Mr Modi was ill-advised to issue a second ordinance on the land bill; it made him appear rigid while professing to be open to discussion with the Opposition and to accept legitimate changes. With below normal monsoons predicted for this year, farmers are already jittery. Industrialists have dropped the pretence that there is no link between agricultural and industrial growth.

 

This is an ideal moment to rework the Green Revolution bias towards rice and wheat which depend on costly inputs but attract farmers due to high minimum support price.
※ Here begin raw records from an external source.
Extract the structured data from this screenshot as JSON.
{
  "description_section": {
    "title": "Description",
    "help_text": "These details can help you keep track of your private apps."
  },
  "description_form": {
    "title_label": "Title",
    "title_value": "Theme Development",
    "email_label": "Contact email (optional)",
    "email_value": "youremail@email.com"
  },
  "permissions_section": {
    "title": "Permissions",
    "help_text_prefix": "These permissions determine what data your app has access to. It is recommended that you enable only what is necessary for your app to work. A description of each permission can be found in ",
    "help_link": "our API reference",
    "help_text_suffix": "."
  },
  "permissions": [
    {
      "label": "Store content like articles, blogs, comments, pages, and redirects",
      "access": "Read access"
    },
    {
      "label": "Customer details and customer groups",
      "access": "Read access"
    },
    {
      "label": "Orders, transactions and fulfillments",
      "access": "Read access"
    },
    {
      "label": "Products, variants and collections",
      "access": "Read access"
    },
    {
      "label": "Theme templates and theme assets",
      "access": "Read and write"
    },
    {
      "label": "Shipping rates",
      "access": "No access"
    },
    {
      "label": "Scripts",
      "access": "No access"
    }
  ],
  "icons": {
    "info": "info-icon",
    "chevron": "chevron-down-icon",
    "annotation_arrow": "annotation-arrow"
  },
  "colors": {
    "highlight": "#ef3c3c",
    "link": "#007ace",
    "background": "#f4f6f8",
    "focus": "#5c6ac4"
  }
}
Farmers should be encouraged to grow other crops, especially native grains that are hardy and more nutritious. A gradual reduction of chemical inputs in agriculture would improve soil health and crop yields over time (fertilizer overuse has reduced yields), with beneficial impact on public health.

 

Ecologist Lester Brown (Full Planet, Empty Plates: The New Geopolitics of Food Scarcity) notes that world farmers tripled grain yields between 1950 and 1973 through fertilisers, irrigation and higher yielding varieties, the potential of which has now plateaued. He warns that genetic modification has little potential to increase yields because plant breeders using traditional approaches have already done everything possible to raise yields. Instead of hurting soil fertility by promoting GM crops, the government should improve irrigation facilities; rework cropping patterns, and fine tune its crop insurance scheme.

 

The land acquisition bill must be taken up only when it is a stand-alone issue. The Prime Minister must himself explain to the people that while there was no ‘consent’ clause prior to 2013, the UPA made certain exemptions, to which he has added rural housing, irrigation, rural roads, sugar mill near sugarcane fields and wheat processing unit near wheat fields. This is to fulfill his election promises to bring agro-related industry closer to the farmer so that he can sell his produce faster, get better remuneration, and youth can find local employment to end the social turmoil associated with seasonal out-migration.

 

Mr Modi must ensure that acquired land is put to intended use and not diverted to golf courses or holiday resorts. The realty mafia can be contained by encouraging citizens to set up cooperative housing societies; East Delhi grew in this manner, thanks to energetic support from late HKL Bhagat. Sadly, liberalisation led to nixing this highly successful model.

 

The Prime Minister must ensure that squabbling over the land bill does not get embroiled with the Bihar election; stable government requires winning Uttar Pradesh as well. The BJP performed badly in the recent municipal polls in Bengal because of poor state leadership; this problem afflicts other States also and needs his urgent attention.

 

The deep-seated resistance to his leadership within the old guard, largely dormant during the election campaign, surfaced within weeks of his triumph and is now an open secret. Obviously the issues related more to power than to public good. Mr Modi cannot let invisible power brokers derail his mandate; he must give domestic issues the same attention he devotes to foreign policy.